La vente d'ATB avait suscité une levée de boucliers mais les responsables locaux étaient vendredi résignés, au nom de la realpolitik, sans toutefois baisser la garde.
La cession de 49,99% d'ATB permet aux collectivités publiques de rester potentiellement majoritaires, avec 50,01%: 10,01% à l'Etat, 25% à la chambre de commerce et d'industrie de Toulouse (CCIT) et 5% chacun à l'agglomération Toulouse métropole, au département de Haute-Garonne et à la région Midi-Pyrénées.
L'appel d'offres, lancé en juillet pour les 49,99% d'ATB, prévoyait de plus une option de vente pour les 10,01% restant des 60% que détient actuellement le public.
Cette option cristallisait l'opposition locale à la cession à des étrangers du quatrième aéroport de France, jugé stratégique.
Mais Emmanuel Macron a assuré que "le gouvernement n'avait pas aujourd'hui l'intention d'exercer" cette option.
"Nous resterons vigilants pour que l'Etat conserve les 10,01%", prévient le maire UMP de Toulouse, Jean-Luc Moudenc.

Pacte d'actionnaires régionaux

Le consortium chinois s'est de plus "montré ouvert à la possibilité de faire entrer des partenaires industriels à hauteur de 16% au capital de leur société", a indiqué M. Macron dans une interview au quotidien régional La Dépêche du Midi de vendredi.

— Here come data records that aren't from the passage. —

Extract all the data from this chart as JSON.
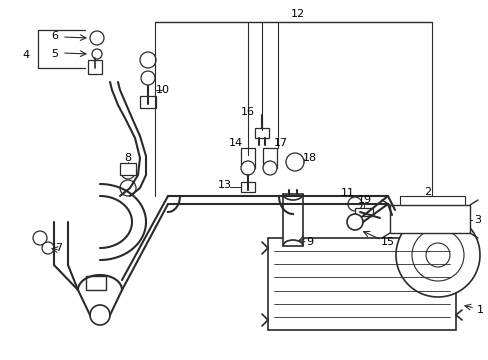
{
  "bg_color": "#ffffff",
  "line_color": "#2a2a2a",
  "text_color": "#000000",
  "figsize": [
    4.89,
    3.6
  ],
  "dpi": 100
}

"J'attends la traduction concrète de l'hypothèse avancée d'une cession de 16%, à un pool d'investisseurs régionaux par exemple", a averti Bernard Keller, le maire radical de gauche de Blagnac.
Alain Di Crescenzo, le président de la chambre de commerce et d'industrie de Toulouse (CCIT), voit lui aussi dans la possible cession de 16% "une opportunité pour réaliser un pacte local qui pourrait détenir la majorité d'ATB". "Nous sommes d'ores et déjà en contact avec des investisseurs", a-t-il ajouté.
Dès jeudi soir, le président de la région Midi-Pyrénées, Martin Malvy, s'était déclaré favorable à un tel "pacte d'actionnaires". "Nous pourrions nous réunir au tout début de la semaine prochaine" à ce sujet, avait-il dit.
Sans préjuger de l'émergence d'une telle force, le président socialiste du conseil général de Haute-Garonne Pierre Izard a souligné qu'il "restera extrêmement vigilant. Il fera tout pour consolider la minorité publique de blocage" des trois collectivités et de la CCI.
Au-delà de la méfiance de M. Izard, Jean-Louis Chauzy dénonce carrément un "marché de dupes". "Le protocole de vente prévoit un pacte d'actionnaires entre l'Etat et le concessionnaire qu'il a choisi", assure le président du Ceser, en écho à une source bancaire proche du dossier.
Le consortium retenu, baptisé Symbiose, a mis sur la table 308 millions d'euros. Il regroupe les chinois Shandong Hi-Speed Group (gestion d'infrastructures de transport), et Friedmann Pacific Asset Management, une société de gestion d'actifs de Hong Kong. Il bénéficie en outre de l'appui technique du canadien SNC-Lavalin (ingénierie et infrastructures).